Partial phase diagram of aqueous bovine carbonic anhydrase: analyses of the pressure-dependent temperatures of the low- to physiological-temperature nondenaturational conformational change and of unfolding to the molten globule state

At 1.0 atm pressure and in 150 mM sodium phosphate (pH = 7.0), bovine carbonic anhydrase undergoes a nondenaturational conformational change at 30.3 degrees C and an unfolding transition from the physiological conformer to the molten globule state at 67.4 degrees C. The pressure dependences of the temperatures of these transitions have been studied under reversible conditions for the purpose of understanding DeltaH degrees , DeltaS degrees , and DeltaV for each conformational change. Temperatures for the low-temperature to physiological-temperature conformational change T(L-->P) are obtained from physiologically relevant conditions using slow-scan-rate differential scanning calorimetry.
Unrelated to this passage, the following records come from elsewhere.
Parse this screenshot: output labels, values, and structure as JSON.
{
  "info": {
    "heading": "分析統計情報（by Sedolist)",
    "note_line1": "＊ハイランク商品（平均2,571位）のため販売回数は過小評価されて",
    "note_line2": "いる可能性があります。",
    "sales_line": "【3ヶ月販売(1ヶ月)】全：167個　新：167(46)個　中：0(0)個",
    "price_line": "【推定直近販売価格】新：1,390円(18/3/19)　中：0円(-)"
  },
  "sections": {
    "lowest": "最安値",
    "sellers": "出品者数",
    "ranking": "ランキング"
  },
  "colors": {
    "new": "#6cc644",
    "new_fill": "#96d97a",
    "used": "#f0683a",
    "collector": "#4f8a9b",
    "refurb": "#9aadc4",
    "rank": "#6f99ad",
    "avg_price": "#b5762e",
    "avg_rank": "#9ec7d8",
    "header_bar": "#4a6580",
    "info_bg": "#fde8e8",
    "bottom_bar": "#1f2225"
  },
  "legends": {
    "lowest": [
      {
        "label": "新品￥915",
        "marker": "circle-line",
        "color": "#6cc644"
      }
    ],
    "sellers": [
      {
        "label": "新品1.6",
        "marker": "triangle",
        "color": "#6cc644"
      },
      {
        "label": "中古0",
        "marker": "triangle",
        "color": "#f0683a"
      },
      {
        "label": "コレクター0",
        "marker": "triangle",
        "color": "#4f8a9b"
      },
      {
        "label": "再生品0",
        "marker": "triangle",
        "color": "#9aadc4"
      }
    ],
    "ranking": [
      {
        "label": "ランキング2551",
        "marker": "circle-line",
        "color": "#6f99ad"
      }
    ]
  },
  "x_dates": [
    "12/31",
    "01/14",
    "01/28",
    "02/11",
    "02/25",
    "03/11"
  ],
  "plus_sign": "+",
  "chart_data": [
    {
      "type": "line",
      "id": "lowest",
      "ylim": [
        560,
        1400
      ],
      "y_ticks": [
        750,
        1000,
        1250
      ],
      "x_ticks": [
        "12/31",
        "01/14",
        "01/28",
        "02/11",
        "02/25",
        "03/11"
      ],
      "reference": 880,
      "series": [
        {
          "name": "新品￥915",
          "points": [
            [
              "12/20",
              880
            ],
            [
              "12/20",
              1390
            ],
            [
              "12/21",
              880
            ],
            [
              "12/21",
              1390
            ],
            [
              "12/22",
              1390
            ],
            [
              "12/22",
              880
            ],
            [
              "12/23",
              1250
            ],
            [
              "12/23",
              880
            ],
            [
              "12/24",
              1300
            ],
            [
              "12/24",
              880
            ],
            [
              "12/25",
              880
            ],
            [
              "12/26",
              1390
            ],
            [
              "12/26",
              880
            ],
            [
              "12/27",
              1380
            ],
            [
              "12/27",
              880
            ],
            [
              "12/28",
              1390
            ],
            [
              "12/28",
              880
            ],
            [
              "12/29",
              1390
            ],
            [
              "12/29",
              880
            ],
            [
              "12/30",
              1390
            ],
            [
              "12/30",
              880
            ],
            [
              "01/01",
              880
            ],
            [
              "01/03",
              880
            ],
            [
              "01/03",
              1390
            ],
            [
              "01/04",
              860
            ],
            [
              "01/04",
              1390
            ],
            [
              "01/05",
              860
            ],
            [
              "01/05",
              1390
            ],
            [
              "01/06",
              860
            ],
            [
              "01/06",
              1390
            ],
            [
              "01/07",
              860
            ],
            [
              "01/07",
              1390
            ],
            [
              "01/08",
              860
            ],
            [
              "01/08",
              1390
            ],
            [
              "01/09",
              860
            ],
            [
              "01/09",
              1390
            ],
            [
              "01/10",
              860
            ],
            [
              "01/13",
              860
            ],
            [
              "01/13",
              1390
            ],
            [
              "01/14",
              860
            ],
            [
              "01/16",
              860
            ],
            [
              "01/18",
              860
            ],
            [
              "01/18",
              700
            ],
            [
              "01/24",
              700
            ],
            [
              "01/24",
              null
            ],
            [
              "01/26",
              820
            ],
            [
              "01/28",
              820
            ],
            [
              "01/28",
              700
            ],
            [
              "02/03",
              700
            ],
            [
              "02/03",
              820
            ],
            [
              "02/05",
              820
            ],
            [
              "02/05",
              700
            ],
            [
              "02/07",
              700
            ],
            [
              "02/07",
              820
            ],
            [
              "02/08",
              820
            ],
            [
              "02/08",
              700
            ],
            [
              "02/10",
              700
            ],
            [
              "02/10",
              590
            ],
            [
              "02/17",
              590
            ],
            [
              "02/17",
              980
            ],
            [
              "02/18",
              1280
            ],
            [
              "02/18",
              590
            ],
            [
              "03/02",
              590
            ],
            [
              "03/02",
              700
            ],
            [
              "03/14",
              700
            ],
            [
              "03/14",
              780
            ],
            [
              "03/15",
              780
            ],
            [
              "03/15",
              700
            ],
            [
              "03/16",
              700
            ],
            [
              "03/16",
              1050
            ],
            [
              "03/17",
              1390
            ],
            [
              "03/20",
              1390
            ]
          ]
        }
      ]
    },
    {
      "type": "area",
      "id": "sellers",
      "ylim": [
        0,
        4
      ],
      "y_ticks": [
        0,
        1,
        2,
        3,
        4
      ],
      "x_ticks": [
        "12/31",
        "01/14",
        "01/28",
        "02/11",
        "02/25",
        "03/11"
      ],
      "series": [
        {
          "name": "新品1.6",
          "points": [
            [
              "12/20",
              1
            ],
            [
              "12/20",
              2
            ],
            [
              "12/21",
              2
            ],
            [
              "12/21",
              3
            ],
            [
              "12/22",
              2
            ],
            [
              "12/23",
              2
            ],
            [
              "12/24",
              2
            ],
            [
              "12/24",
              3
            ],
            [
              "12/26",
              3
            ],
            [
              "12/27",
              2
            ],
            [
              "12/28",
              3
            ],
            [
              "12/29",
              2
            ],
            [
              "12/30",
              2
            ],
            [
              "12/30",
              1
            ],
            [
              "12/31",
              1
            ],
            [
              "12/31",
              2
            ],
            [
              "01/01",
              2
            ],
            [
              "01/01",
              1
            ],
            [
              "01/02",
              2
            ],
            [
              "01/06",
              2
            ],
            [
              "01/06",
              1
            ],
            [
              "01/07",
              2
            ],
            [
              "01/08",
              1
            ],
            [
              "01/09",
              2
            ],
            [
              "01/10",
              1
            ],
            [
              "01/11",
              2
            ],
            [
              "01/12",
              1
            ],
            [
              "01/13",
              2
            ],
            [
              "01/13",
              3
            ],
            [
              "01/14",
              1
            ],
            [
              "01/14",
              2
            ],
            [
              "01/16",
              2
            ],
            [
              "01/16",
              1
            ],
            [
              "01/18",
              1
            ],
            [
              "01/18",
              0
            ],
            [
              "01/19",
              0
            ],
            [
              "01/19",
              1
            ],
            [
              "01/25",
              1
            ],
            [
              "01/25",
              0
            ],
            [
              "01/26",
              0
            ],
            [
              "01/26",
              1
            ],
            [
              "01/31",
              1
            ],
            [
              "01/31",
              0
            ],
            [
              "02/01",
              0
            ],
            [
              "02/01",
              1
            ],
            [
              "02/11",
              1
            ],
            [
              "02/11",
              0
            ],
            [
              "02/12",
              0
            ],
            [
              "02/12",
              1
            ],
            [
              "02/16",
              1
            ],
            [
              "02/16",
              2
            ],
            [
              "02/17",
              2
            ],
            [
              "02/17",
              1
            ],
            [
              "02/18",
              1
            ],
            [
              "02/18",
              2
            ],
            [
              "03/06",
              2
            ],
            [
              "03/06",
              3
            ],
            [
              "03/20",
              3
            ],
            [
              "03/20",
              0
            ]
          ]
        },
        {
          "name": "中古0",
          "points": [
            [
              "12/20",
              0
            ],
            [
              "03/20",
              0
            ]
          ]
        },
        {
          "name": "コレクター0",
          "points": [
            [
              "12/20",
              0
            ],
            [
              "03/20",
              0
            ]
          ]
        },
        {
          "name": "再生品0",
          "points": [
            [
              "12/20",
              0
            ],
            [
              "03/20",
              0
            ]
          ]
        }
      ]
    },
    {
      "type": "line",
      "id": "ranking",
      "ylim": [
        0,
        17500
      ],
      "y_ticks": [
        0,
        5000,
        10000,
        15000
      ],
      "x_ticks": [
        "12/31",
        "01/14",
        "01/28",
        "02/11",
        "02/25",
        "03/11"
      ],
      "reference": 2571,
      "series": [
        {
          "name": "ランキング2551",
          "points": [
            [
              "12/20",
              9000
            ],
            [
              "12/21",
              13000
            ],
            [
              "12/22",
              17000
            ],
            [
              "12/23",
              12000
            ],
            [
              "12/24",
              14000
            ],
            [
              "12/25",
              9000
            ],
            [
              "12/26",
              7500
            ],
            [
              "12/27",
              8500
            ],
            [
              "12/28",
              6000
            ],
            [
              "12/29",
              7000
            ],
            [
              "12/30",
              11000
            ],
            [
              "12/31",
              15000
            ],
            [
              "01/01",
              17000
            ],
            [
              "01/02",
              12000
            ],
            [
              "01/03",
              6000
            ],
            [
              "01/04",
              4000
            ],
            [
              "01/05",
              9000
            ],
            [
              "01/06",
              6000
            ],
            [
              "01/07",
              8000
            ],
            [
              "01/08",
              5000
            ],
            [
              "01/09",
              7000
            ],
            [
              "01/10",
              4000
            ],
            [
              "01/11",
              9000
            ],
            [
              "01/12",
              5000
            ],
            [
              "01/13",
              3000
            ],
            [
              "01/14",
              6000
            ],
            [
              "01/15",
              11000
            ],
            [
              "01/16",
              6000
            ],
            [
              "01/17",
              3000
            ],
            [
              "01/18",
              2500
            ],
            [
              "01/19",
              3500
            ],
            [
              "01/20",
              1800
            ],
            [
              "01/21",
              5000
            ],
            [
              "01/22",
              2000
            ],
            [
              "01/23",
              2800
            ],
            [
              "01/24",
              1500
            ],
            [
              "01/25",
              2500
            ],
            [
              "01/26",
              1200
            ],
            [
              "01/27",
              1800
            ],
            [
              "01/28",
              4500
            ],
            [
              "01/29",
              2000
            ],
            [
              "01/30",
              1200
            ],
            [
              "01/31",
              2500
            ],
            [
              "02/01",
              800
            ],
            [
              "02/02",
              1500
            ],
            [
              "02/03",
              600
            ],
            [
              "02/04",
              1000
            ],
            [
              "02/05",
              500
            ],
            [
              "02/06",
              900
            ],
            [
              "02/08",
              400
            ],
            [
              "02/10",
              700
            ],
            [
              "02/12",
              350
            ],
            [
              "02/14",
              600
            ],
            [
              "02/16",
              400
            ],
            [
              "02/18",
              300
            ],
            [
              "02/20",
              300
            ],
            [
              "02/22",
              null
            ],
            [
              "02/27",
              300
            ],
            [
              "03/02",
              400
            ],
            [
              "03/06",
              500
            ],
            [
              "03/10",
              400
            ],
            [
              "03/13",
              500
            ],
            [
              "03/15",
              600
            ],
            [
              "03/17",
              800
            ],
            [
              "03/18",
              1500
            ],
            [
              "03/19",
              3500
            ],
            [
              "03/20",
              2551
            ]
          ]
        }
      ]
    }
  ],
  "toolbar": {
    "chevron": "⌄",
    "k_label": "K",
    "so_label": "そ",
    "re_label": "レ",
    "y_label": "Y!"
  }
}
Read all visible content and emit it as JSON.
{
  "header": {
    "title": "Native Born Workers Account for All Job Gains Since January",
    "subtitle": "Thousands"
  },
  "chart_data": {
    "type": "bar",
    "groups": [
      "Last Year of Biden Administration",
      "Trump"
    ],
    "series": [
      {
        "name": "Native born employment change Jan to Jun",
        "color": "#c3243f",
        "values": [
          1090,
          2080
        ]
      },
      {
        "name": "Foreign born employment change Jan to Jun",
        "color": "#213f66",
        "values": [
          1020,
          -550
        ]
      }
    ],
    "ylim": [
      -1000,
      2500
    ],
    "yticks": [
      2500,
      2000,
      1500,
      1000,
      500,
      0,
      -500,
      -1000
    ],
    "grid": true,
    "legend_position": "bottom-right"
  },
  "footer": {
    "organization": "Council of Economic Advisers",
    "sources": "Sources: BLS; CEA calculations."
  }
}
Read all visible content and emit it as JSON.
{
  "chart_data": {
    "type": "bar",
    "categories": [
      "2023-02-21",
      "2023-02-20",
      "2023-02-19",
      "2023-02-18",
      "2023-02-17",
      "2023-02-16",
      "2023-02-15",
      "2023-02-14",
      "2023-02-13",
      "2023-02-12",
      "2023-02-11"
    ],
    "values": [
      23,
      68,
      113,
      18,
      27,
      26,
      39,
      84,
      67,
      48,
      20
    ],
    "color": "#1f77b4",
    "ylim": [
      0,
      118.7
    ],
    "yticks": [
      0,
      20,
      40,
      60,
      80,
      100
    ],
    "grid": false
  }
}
Temperatures for the physiological-temperature conformation to molten globule state conversion T(P-->MG) are obtained from differential scanning calorimetry measurements of the apparent transition temperature in the presence of guanidine hydrochloride extrapolated to zero molar denaturant. The use of slow-scan-rate differential scanning calorimetry permits the calculation of the activation volume for the conversion of the low-temperature conformer to the physiological-temperature conformer DeltaV(double dagger)(L-->P). At 1.0 atm pressure, the transition from the low-temperature conformer to the physiological-temperature conformer involves a volume change DeltaV(L-->P) = 15 +/- 2 L/mole, which contrasts with the partial unfolding of the physiological-temperature conformer to the molten globule state (DeltaV(P-->MG) = 26 +/- 9 L/mole). The activation volume for this process DeltaV(double dagger)(L-->P) = 51 +/- 9 L/mole and is consistent with a prior thermodynamic analysis that suggests the conformational transition from the low-temperature conformation to the physiological-temperature conformation possesses a substantial unfolding quality. These results provide further evidence the structure of the enzyme obtained from crystals grown below 30 degrees C should not be regarded as the physiological structure (the normal bovine body temperature is 38.3 degrees C). These results should therefore have implications in any area that seeks to correlate the crystal structure of bovine carbonic anhydrase to physiological function.